He barely gave me enough time to tell Mom where I'd be before he whisked me off to the mall. And now we're sitting thigh to thigh in a miniature submarine, doing combat with a cheesy-looking giant squid. Dad mans the torpedoes while I steer the vessel.

Video games were invented by demons riding dragons through the depths of a computer-generated hell rendered with excellent graphics so that I can see every drop of my blood on their three-pronged spears. I hate video games because I suck at them. When the bad guys in video games shoot at me, I actually get scared for real—I cringe and try to hide behind the control panel even though I know I am in no physical danger whatsoever. I can never hit a single target no matter how hard I try, and the stupid digital music they play grates on my opera-loving nerves. Worst of all are the thoughts bouncing around in video arcades. Violence, death, destruction, sex. Arcades bring out everyone's worst drives. Video games are agents of evil, and they should all be burned in a giant slag pit.

Dad's thoughts:
She probably never thought the old man could be so hip!

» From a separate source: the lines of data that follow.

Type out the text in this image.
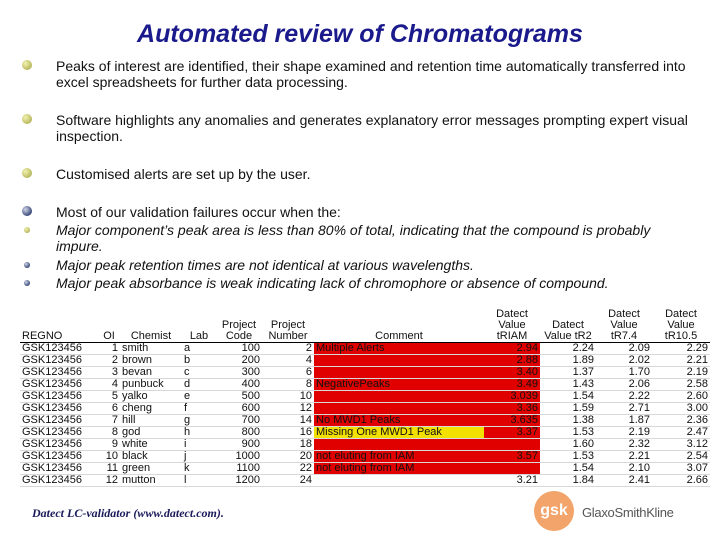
Automated review of Chromatograms
Peaks of interest are identified, their shape examined and retention time automatically transferred into excel spreadsheets for further data processing.
Software highlights any anomalies and generates explanatory error messages prompting expert visual inspection.
Customised alerts are set up by the user.
Most of our validation failures occur when the:
Major component’s peak area is less than 80% of total, indicating that the compound is probably impure.
Major peak retention times are not identical at various wavelengths.
Major peak absorbance is weak indicating lack of chromophore or absence of compound.
REGNO	OI	Chemist	Lab	Project Code	Project Number	Comment	Datect Value tRIAM	Datect Value tR2	Datect Value tR7.4	Datect Value tR10.5
GSK123456	1	smith	a	100	2	Multiple Alerts	2.94	2.24	2.09	2.29
GSK123456	2	brown	b	200	4		2.88	1.89	2.02	2.21
GSK123456	3	bevan	c	300	6		3.40	1.37	1.70	2.19
GSK123456	4	punbuck	d	400	8	NegativePeaks	3.49	1.43	2.06	2.58
GSK123456	5	yalko	e	500	10		3.039	1.54	2.22	2.60
GSK123456	6	cheng	f	600	12		3.36	1.59	2.71	3.00
GSK123456	7	hill	g	700	14	No MWD1 Peaks	3.635	1.38	1.87	2.36
GSK123456	8	god	h	800	16	Missing One MWD1 Peak	3.37	1.53	2.19	2.47
GSK123456	9	white	i	900	18			1.60	2.32	3.12
GSK123456	10	black	j	1000	20	not eluting from IAM	3.57	1.53	2.21	2.54
GSK123456	11	green	k	1100	22	not eluting from IAM		1.54	2.10	3.07
GSK123456	12	mutton	l	1200	24		3.21	1.84	2.41	2.66
Datect LC-validator (www.datect.com).	gsk	GlaxoSmithKline
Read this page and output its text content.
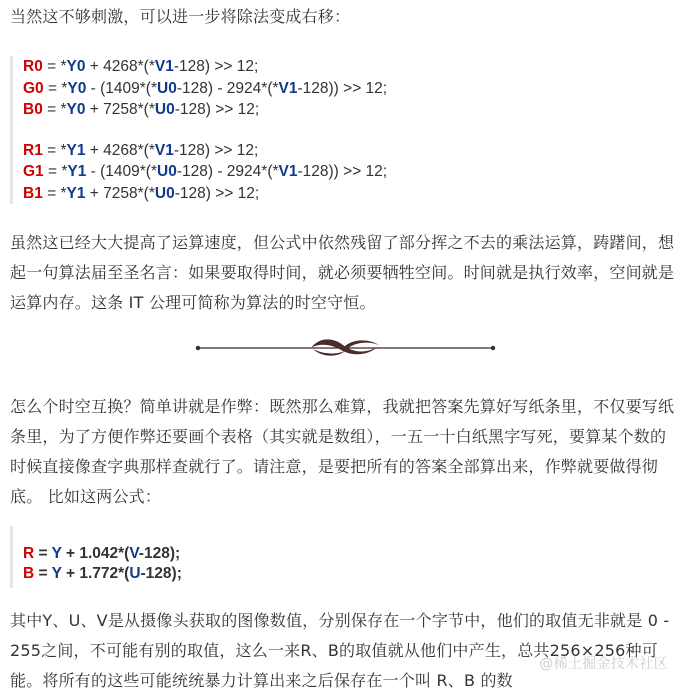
当然这不够刺激，可以进一步将除法变成右移：

R0 = *Y0 + 4268*(*V1-128) >> 12;
G0 = *Y0 - (1409*(*U0-128) - 2924*(*V1-128)) >> 12;
B0 = *Y0 + 7258*(*U0-128) >> 12;
R1 = *Y1 + 4268*(*V1-128) >> 12;
G1 = *Y1 - (1409*(*U0-128) - 2924*(*V1-128)) >> 12;
B1 = *Y1 + 7258*(*U0-128) >> 12;

虽然这已经大大提高了运算速度，但公式中依然残留了部分挥之不去的乘法运算，踌躇间，想起一句算法届至圣名言：如果要取得时间，就必须要牺牲空间。时间就是执行效率，空间就是运算内存。这条 IT 公理可简称为算法的时空守恒。

怎么个时空互换？简单讲就是作弊：既然那么难算，我就把答案先算好写纸条里，不仅要写纸条里，为了方便作弊还要画个表格（其实就是数组），一五一十白纸黑字写死，要算某个数的时候直接像查字典那样查就行了。请注意，是要把所有的答案全部算出来，作弊就要做得彻底。 比如这两公式：

R = Y + 1.042*(V-128);
B = Y + 1.772*(U-128);

其中Y、U、V是从摄像头获取的图像数值，分别保存在一个字节中，他们的取值无非就是 0 - 255之间，不可能有别的取值，这么一来R、B的取值就从他们中产生，总共256×256种可能。将所有的这些可能统统暴力计算出来之后保存在一个叫 R、B 的数

@稀土掘金技术社区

At least I don't hear the thoughts that used to scare me so much, about how worthless he was, about how Mom and I would be better off without him. Losing that patient really brought him low, but he seems to be much better. Maybe soon he'll start talking about moving back home.

"Fun, huh?" Dad asks just as our submarine sinks to the bottom of the Indian Ocean to be consumed by a metal-eating giant squid and its young.

"It's great." I try not to sound sarcastic, but the harder I try, the more sarcastic I sound. "Really," I add, so now I sound sarcastic and bitter. "What time is it?"

"Three-thirty."

"I'll be right back."

I go to the bathroom to check my face. I didn't even have time to put on any makeup this morning, not that I care what anyone in here thinks of me. Without eyeliner my eyes look super huge and buggy. I don't even have lip-gloss on me, so my lips look dry and cracked. My hair dried naturally, and it's all super curly and too big. I'm wearing my smiley face T-shirt and the first crinkly skirt I ever sewed, made from the set of Bambi sheets I had when I was a little girl. I look like a hippie chick from Woodstock who wandered through a time warp without her toiletry kit.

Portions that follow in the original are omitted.